A single bit is no easier than an arbitrary bitmask, so lets just talk about that. You can always call this function with 1U << bitpos
.
If a bit position is the same in both values, no change is needed in either. If it's opposite, they both need to invert.
XOR with 1 flips a bit; XOR with 0 is a no-op.
So what we want is a value that has a 1
everywhere there's a bit-difference between the inputs, and a 0 everywhere else. That's exactly what a XOR b
does. Simply mask this to only swap some of the bits, and we have a bit-swap in 3 XORs + 1 AND.

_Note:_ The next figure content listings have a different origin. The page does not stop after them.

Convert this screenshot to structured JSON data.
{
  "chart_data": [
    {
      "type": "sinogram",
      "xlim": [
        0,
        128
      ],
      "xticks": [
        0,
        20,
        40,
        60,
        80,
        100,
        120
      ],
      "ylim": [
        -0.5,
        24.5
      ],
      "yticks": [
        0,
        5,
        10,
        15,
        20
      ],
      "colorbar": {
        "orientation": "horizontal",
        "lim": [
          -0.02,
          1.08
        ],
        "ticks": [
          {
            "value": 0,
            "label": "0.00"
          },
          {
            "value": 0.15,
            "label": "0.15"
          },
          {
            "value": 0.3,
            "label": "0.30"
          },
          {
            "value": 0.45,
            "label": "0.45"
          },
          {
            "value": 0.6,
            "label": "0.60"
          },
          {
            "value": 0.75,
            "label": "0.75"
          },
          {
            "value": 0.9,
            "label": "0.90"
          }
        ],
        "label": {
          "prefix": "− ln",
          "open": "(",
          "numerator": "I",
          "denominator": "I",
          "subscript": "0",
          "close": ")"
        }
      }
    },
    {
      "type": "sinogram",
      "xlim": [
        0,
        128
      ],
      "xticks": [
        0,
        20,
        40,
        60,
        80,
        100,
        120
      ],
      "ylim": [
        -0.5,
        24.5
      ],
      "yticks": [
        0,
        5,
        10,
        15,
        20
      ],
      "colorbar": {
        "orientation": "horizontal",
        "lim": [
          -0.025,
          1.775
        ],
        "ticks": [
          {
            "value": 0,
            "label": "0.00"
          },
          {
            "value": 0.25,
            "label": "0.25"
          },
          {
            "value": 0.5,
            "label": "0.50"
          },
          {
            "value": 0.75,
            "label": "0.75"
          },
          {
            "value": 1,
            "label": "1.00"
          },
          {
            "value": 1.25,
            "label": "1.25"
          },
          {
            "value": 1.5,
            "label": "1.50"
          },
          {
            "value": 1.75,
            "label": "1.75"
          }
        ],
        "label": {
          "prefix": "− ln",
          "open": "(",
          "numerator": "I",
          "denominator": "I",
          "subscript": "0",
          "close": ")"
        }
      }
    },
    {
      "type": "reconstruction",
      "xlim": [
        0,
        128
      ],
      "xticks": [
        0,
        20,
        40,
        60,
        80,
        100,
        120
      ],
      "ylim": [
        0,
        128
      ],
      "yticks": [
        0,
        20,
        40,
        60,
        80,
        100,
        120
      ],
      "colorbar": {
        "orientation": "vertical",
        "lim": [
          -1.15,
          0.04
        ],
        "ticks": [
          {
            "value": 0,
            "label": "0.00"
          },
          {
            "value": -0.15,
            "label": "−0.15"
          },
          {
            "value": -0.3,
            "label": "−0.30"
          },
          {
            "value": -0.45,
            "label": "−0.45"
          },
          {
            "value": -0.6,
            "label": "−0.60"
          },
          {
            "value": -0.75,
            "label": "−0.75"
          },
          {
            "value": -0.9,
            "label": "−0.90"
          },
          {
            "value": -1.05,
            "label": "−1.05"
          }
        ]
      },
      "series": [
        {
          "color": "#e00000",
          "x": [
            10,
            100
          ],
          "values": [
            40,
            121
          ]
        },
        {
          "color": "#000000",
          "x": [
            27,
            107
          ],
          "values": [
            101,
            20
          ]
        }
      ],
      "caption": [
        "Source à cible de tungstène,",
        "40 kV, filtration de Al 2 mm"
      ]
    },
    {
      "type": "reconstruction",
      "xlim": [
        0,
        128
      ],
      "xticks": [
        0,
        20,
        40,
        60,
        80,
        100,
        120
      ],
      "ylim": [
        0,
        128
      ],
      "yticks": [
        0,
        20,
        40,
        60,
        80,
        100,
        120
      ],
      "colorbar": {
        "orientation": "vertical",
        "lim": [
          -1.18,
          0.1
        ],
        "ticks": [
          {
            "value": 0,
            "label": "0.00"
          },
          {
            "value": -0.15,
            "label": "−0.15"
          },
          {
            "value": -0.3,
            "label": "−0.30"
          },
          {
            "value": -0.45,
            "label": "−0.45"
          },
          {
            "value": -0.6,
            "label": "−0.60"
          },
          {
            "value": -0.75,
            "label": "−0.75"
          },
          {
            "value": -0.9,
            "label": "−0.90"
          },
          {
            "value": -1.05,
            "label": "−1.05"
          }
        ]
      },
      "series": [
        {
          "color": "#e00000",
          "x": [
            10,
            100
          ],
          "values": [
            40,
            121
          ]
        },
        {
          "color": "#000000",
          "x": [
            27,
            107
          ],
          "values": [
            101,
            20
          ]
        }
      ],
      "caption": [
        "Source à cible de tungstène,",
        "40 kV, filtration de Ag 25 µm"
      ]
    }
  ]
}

// call with unsigned char mask = 1U << bitPosition; if you want
inline
void swapBit_char(unsigned char *A, unsigned char *B, unsigned char mask)
{
unsigned char tmpA = *A, tmpB = *B; // read into locals in case A==B
unsigned char bitdiff = tmpA ^ tmpB;
bitdiff &= mask; // only swap bits matching the mask
*A = tmpA ^ bitdiff;
*B = tmpB ^ bitdiff;
}
(Godbolt compiler explorer with gcc for x86-64 and ARM, includes a version with unsigned
instead of unsigned char
.)
You could consider if(bitdiff) { ... }
, but unless you're going to avoid dirtying a cache line in memory by avoiding the assignments, it's probably not worth doing any conditional behaviour. With values in registers (after inlining), a branch to save two xor
instructions is almost never worth it.
This is not an xor-swap. It does use temporary storage. As @chux's answer demonstrates, a masked xor-swap requires 3 AND operations as well as 3 XOR. (And defeats the only benefit of XOR-swap by requiring a temporary register or other storage for the &
results.)
This version only requires 1 AND. Also, the last two XORs are independent of each other, so total latency from inputs to both outputs is only 3 operations. (Typically 3 cycles).
For an x86 asm example, see this code-golf Exchange capitalization of two strings in 14 bytes of x86-64 machine code (with commented asm source)